Le temps, très peu en fait, m’a prouvé que j’avais tort. Alaclair, je les ai apprivoisés rapidement et ce, dès mon entrée à CHYZ. La station les poussait; j’ai embarqué très vite. Puis Ogden est venu en entrevue, chic type qui se transforme en Robert Nelson au moment d’allumer les micros. Ma première réaction a été de prendre ça comme un affront, de peur qu’il s’amuse à me niaiser on air comme tant de bands hype le font. Le temps m’a encore une fois prouvé que j’avais tort parce que Ogden est repassé en entrevue cinq ou six fois au cours de mes deux ans à CHYZ pour parler du Punch Club (son concept d’impro street à succès) et d’autres fois du collectif hip-hop qu’il a tatoué sur son coeur. Ce que j’ai fini par catcher en le côtoyant lui, Eman et Maybe Watson, c’est que les entrevues sont des exercices de création à part entière quand il est question de parler au nom d’Alaclair. Je l’ai compris plus tard. Pas comme les médias mainstream qui continuent de les bouder par peur de voir leurs journalistes maison déstabilisés, les voir mal paraître à la télé. Je prête des intentions aux diffuseurs, je sais, mais reste que le petit écran au Québec est aujourd’hui aseptisé, formaté. On est loin des robes mini-putt de Julie Snyder à heure de grande écoute, et vendre un projet d’émission comme N’ajustez pas votre sécheuse relèverait de l’exploit olympique.

Or, ce rejet clair des médias grand public les a poussés à faire la promotion de leur art autrement. De toute façon, les 18-35 sont nombreux à se désintéresser de la télévision qui ne leur parle plus, nombreux à ne même pas posséder pareil bébelle dans leur appart. Ça, Alaclair l’a compris, et c’est pour ça qu’il remplace les médias traditionnels par le web et la vente itinérante pour mousser ses disques. Sans compter que les gars offrent gratuitement leurs albums sur Bandcamp. Une offrande qui fait sûrement grincer des dents les ardents défenseurs du téléchargement illégal (on salue Boom Desjardins!) qui, au bout du compte, finissent par payer puisque leurs spectacles sont souvent pleins et la fan base nombreuse. Je le sais, je les ai vus plusieurs fois en show. À mon plus grand plaisir, d’ailleurs.

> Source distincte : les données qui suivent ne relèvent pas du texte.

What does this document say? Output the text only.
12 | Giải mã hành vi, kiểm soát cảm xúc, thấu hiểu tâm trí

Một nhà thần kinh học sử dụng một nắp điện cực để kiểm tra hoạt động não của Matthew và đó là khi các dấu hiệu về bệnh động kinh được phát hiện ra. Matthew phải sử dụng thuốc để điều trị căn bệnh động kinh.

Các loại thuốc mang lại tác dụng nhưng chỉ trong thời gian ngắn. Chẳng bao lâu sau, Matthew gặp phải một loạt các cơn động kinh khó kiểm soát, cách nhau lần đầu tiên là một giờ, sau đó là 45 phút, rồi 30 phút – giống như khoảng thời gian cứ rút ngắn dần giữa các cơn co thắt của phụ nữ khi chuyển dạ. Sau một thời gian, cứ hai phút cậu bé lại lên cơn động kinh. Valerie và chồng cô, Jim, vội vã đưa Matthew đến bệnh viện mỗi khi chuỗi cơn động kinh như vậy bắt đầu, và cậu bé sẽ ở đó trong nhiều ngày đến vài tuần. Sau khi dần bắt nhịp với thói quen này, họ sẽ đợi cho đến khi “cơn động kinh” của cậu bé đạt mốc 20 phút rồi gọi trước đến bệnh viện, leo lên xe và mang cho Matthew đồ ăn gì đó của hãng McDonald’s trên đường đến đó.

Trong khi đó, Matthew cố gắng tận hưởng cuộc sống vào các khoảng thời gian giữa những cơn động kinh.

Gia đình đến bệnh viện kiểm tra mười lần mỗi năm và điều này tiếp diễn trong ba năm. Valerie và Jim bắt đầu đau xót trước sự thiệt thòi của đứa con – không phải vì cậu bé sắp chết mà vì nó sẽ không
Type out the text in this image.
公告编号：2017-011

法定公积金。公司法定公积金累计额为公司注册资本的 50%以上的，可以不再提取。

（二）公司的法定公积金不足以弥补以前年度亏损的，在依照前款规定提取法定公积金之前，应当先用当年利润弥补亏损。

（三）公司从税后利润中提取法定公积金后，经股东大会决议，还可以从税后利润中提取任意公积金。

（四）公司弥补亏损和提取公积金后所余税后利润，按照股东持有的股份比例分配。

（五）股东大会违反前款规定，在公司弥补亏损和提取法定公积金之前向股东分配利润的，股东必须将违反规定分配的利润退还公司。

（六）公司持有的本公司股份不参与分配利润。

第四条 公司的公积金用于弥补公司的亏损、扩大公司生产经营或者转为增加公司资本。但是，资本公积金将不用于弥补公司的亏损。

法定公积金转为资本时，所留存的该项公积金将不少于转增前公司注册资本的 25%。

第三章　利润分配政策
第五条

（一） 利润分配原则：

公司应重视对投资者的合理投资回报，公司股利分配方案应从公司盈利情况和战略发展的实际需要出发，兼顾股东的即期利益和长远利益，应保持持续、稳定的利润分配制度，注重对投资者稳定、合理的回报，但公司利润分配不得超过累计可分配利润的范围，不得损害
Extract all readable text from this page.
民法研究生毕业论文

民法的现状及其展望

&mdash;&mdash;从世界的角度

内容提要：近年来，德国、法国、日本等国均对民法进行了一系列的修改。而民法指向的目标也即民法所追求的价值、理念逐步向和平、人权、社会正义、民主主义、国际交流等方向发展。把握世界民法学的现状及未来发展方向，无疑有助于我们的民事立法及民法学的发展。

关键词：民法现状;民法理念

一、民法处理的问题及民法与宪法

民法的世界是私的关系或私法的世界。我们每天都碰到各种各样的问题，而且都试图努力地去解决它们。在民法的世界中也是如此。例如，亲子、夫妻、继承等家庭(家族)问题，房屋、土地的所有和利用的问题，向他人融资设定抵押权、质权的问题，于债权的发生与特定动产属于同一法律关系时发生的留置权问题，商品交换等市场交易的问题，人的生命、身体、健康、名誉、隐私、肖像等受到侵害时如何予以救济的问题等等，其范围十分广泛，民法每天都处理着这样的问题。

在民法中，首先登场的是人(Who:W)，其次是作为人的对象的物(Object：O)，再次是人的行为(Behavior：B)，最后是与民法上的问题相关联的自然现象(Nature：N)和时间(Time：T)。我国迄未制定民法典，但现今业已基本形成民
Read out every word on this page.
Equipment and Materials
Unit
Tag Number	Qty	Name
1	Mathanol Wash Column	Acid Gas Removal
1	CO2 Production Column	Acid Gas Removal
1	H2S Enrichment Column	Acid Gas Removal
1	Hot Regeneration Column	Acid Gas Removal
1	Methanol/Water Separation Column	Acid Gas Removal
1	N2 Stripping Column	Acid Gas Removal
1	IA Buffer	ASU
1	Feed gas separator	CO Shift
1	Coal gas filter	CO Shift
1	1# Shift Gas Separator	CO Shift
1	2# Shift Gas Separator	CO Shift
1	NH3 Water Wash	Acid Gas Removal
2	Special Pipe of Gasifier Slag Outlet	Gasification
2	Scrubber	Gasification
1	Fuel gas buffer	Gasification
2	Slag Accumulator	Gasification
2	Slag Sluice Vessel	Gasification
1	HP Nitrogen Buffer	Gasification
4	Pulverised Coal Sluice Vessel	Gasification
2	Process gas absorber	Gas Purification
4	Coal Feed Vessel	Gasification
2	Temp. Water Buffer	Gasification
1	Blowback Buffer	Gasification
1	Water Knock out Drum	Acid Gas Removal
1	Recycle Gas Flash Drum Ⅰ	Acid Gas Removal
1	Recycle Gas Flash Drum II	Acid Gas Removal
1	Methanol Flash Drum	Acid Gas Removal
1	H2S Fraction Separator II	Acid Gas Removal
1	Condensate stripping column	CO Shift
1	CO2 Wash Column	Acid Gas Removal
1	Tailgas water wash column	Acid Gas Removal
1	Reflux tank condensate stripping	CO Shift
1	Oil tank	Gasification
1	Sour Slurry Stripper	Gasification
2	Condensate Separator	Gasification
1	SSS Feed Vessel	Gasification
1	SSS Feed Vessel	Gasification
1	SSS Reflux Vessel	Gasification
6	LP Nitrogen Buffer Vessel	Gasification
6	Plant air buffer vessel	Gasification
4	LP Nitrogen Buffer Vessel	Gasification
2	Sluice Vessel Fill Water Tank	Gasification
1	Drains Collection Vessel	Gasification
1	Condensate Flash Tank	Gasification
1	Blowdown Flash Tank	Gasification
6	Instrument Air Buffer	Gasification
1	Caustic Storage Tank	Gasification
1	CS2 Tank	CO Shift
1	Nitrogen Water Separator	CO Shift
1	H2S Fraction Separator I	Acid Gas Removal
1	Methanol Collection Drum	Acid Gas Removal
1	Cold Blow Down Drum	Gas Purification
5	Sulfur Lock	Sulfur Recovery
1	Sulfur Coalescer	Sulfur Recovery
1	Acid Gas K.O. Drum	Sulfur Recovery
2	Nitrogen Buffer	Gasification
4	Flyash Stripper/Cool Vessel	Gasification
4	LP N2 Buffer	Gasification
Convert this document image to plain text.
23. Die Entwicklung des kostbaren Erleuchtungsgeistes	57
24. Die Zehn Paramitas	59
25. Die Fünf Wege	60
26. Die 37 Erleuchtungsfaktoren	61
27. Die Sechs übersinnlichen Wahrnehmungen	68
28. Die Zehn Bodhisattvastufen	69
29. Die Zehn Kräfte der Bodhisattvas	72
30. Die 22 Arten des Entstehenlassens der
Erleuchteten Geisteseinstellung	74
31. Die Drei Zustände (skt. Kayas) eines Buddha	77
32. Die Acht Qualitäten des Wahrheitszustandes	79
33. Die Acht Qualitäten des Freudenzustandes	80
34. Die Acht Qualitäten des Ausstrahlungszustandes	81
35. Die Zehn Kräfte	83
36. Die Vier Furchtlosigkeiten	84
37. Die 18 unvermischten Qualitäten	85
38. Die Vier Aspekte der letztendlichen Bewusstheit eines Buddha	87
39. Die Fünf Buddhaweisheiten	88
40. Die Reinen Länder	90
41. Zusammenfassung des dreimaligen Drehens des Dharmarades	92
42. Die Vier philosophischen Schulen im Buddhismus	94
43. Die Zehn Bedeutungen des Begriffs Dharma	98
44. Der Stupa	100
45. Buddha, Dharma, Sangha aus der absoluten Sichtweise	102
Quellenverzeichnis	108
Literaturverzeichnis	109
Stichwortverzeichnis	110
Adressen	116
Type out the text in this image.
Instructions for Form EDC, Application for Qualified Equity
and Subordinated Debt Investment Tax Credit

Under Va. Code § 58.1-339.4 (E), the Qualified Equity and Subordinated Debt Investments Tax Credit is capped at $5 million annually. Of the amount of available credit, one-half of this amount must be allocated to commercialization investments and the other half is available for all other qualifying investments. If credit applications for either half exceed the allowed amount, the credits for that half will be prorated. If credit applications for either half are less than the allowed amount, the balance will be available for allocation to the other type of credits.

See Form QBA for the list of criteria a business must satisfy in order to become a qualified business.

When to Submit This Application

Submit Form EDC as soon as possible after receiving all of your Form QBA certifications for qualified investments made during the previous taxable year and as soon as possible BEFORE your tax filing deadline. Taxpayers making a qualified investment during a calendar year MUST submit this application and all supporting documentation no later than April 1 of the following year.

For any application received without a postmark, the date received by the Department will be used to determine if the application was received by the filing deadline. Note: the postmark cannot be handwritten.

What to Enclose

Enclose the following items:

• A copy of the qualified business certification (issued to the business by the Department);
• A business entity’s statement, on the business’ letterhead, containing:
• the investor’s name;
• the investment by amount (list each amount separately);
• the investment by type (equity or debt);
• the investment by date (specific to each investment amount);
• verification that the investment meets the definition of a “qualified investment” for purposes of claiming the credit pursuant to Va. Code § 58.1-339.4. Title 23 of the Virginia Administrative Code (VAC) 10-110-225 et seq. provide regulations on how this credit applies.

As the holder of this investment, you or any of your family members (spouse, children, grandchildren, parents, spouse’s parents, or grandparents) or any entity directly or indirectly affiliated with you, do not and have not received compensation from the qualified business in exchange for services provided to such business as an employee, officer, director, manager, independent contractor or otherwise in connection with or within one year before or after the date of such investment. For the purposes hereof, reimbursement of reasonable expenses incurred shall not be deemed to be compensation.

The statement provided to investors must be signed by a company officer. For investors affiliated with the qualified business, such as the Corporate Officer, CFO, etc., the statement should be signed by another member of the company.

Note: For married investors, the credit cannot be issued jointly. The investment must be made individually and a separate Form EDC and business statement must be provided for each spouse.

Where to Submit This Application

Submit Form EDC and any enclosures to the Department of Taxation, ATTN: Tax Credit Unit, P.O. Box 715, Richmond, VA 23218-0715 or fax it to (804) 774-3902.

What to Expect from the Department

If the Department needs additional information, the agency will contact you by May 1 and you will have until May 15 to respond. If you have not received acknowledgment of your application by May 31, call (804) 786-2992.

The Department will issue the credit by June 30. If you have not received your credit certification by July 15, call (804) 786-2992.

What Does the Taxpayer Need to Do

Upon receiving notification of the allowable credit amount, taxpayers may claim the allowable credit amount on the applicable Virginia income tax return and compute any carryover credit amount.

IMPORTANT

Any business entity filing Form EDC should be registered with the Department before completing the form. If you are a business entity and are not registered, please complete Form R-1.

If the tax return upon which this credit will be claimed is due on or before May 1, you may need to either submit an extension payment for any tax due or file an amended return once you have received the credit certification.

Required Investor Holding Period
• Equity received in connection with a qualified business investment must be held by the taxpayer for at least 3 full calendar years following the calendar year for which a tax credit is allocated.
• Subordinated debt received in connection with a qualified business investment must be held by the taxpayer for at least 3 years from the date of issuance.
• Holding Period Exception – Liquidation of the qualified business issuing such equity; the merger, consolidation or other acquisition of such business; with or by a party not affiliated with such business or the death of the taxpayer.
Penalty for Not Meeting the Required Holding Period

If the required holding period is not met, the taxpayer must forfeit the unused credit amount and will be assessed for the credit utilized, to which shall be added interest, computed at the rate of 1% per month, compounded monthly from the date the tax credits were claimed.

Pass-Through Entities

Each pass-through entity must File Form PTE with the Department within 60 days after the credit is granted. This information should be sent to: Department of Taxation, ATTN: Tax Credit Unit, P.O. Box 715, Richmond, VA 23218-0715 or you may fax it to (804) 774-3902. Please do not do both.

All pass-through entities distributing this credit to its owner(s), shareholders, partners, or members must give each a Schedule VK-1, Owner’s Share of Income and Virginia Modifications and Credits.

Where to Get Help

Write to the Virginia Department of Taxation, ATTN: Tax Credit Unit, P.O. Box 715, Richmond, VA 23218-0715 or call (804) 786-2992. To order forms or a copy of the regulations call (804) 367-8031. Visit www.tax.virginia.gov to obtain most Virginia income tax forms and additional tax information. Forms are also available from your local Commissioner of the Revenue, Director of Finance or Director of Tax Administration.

Au fils des ans, Ogden et sa bande de joyeux lurons ont su bâtir une expertise terrain et web. Une façon de commercialiser l’art qui leur est propre. Un modèle d’affaires en réponse au téléchargement illégal, justement. C’est, en soi, quelque chose de tout à fait admirable.

Et c’est justement de ça que viendra parler Ogden (Ridjanovic) à l’évènement TEDx de Québec au Théâtre Périscope le 26 novembre prochain. Le seul MC que je connais qui a gardé son vrai prénom. Le seul MC que je connais à être invité à pareil regroupement d’intellectuels. Chapeau.

Un gars brillant, un gars qui connait l’histoire du Québec sur le bout de ses doigts et qui s’amuse à la déconstruire pour en faire une fête, un pawté, un gros gâteau. Ogden, c’est un post-rigodonneux de 24 ans qui, en plus de s’être construit un monde imaginaire, s’est aussi mis en marché tout seul, comme un grand.

Combien de temps les institutions comme l’ADISQ continueront-elles de croire qu’il est un débile léger? Combien de temps les télés et les autres médias de masse continueront-il à bouder son génie?